Michael Carl: So let me summarise. We can’t avoid doing our homework. We have to do it and you get in trouble if you haven’t done it. But if you’ve done it, then you’ve just reached normal zero again. The exciting thing is that we came from the question: can you actually be able to digitise, and I think we illuminated many aspects in our conversation that are aimed at the role and understanding of managers and board members in the insurance industry. With the question of where we actually stand, what do we want. We addressed identity issues. We addressed the assessment of our own business model, the change of framework conditions. And it is precisely these processes of reflection that seem to be a decisive lever. For me, this is a very noteworthy conclusion to this discussion. In this respect, I would like to thank you both subjectively for the hour you spent with us. Moritz Finkelnburg BGV Board of Directors, Justus Lücke Managing Director Versicherungsforen Leipzig, Simon Dufour and I say thank you very much and stay healthy.

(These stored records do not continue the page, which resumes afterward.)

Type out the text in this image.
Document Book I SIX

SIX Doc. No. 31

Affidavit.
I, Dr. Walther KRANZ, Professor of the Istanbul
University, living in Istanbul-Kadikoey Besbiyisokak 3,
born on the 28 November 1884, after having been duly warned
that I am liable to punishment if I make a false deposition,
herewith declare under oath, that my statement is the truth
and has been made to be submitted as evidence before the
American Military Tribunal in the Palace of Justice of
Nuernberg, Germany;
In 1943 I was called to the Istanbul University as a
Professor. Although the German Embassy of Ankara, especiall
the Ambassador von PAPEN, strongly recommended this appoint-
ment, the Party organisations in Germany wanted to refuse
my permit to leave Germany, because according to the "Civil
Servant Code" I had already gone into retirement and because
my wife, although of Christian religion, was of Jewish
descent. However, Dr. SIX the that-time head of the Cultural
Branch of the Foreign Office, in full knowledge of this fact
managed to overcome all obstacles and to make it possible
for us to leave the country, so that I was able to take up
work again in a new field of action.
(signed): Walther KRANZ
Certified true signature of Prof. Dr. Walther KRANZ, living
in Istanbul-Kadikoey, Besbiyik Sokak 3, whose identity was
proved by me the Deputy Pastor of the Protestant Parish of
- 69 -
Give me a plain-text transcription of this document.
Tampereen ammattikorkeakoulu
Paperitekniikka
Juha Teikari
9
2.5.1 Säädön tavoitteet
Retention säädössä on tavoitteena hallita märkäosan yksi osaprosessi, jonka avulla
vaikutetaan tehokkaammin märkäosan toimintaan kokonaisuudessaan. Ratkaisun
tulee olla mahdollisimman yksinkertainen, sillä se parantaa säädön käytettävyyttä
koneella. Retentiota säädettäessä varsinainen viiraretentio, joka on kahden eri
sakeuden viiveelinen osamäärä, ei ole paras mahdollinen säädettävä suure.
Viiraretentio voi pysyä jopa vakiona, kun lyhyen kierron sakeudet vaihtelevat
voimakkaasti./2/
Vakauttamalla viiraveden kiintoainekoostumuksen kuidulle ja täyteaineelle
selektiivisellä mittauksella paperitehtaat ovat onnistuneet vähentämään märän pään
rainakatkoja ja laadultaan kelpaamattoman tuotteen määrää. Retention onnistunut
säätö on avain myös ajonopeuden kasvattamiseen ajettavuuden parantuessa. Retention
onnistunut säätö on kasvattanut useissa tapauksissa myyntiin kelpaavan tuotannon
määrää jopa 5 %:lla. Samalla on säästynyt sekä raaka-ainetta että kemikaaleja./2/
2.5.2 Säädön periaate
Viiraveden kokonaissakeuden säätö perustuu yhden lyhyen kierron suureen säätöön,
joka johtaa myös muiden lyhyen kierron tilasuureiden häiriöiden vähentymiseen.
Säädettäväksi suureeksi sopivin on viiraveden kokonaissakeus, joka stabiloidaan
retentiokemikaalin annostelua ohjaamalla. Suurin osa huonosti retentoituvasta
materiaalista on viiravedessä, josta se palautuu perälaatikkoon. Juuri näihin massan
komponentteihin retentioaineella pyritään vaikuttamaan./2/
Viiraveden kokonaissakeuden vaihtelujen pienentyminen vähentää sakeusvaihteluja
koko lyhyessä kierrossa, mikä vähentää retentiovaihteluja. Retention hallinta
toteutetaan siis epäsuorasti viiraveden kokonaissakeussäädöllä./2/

Digitalisation as a hygiene factor

The insurance industry loves to talk about digitalisation, and it is a hot topic and will remain so for some time to come. But what does digitalisation really mean? Clearly, different things to different providers and different customers. There is no universally agreed meaning of the term, and each of us interprets its meaning differently and in respect to the needs of our business and our customers. In the short to mid-term, some niche insurers may well continue to thrive while ignoring the call to digitalisation, due in large part to their niche customers who may favour more analogue interactions like pen and paper and face-to-face contractual agreements over digital meetings, electronic payment methods and other online solutions. But, in the long term, even those niche providers are in danger of losing their foothold if more agile, digitally savvy competitors muscles in on their turf with more cost effective but comparably similar policies. For that reason, digitalisation will eventually be a major topic for all insurance providers.